Estudos de dose única, opinião de especialistas e observações são em grande parte a fonte da qual as tabelas eqüianalgésicas são derivadas.10,24 Com exceção das conversões de metadona, estudos publicados têm sido conduzidos em pacientes não carcinogênicos e não contabilizaram a variabilidade inter e intrapaciente. Com base na marcada variabilidade das conversões de dosagem de um opióide para outro, na falta de um limiar de risco distinto e em várias variabilidades dos pacientes, os conceitos de MEDD e de limites diários são extremamente falhos. Como qualquer agência, clínico ou legislador pode reivindicar um limite diário de equivalência total de morfina e/ou unidades de dosagem dispensadas é alucinante quando não existe, obviamente, uma forma precisa, validada ou universalmente aceite de calcular a MEDD total. Tragicamente, isto é o que o Centro de Controle e Prevenção de Doenças dos Estados Unidos (CDC) Guideline for Prescribing Opioids for Chronic Pain25 tem feito.

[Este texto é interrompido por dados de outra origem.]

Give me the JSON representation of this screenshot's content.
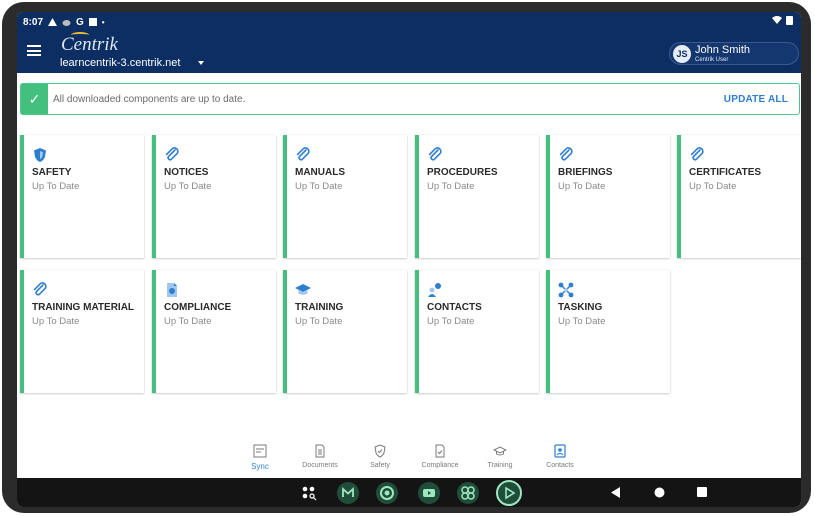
{
  "status_bar": {
    "time": "8:07",
    "indicator": "G"
  },
  "header": {
    "logo_text": "Centrik",
    "site": "learncentrik-3.centrik.net",
    "user": {
      "initials": "JS",
      "name": "John Smith",
      "role": "Centrik User"
    }
  },
  "banner": {
    "message": "All downloaded components are up to date.",
    "action_label": "UPDATE ALL"
  },
  "tiles": [
    {
      "title": "SAFETY",
      "status": "Up To Date",
      "icon": "shield-icon"
    },
    {
      "title": "NOTICES",
      "status": "Up To Date",
      "icon": "paperclip-icon"
    },
    {
      "title": "MANUALS",
      "status": "Up To Date",
      "icon": "paperclip-icon"
    },
    {
      "title": "PROCEDURES",
      "status": "Up To Date",
      "icon": "paperclip-icon"
    },
    {
      "title": "BRIEFINGS",
      "status": "Up To Date",
      "icon": "paperclip-icon"
    },
    {
      "title": "CERTIFICATES",
      "status": "Up To Date",
      "icon": "paperclip-icon"
    },
    {
      "title": "TRAINING MATERIAL",
      "status": "Up To Date",
      "icon": "paperclip-icon"
    },
    {
      "title": "COMPLIANCE",
      "status": "Up To Date",
      "icon": "document-check-icon"
    },
    {
      "title": "TRAINING",
      "status": "Up To Date",
      "icon": "graduation-cap-icon"
    },
    {
      "title": "CONTACTS",
      "status": "Up To Date",
      "icon": "contacts-icon"
    },
    {
      "title": "TASKING",
      "status": "Up To Date",
      "icon": "network-icon"
    }
  ],
  "bottom_nav": [
    {
      "label": "Sync",
      "icon": "sync-icon",
      "active": true
    },
    {
      "label": "Documents",
      "icon": "documents-icon",
      "active": false
    },
    {
      "label": "Safety",
      "icon": "shield-outline-icon",
      "active": false
    },
    {
      "label": "Compliance",
      "icon": "compliance-icon",
      "active": false
    },
    {
      "label": "Training",
      "icon": "graduation-cap-outline-icon",
      "active": false
    },
    {
      "label": "Contacts",
      "icon": "contacts-book-icon",
      "active": false
    }
  ],
  "system_bar": {
    "apps": [
      "app-drawer-icon",
      "gmail-icon",
      "chrome-icon",
      "youtube-icon",
      "photos-icon",
      "play-icon"
    ],
    "nav": [
      "back-icon",
      "home-icon",
      "recents-icon"
    ]
  },
  "colors": {
    "header_bg": "#0c2e63",
    "accent_green": "#43c07e",
    "link_blue": "#2f7fd0"
  }
}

Em termos simples, é cientificamente, eticamente e moralmente inexplicável. Portanto, o conceito errado de MEDD não deve necessariamente ser usado para orientar os clínicos no ajuste das doses de opióides ou na rotação de um para o outro. Em nossa opinião, legisladores impressionistas e zelotas antiopioides estão baseando as decisões de política clínica em conceitos errôneos que, em última análise, poderiam afetar negativamente os resultados positivos para os pacientes com dor legítima. Esperemos que os pesquisadores da dor liderem o caminho no desenvolvimento de uma revisão paradigmática tão necessária e ética, pois o mito do MEDD deve ser dissipado.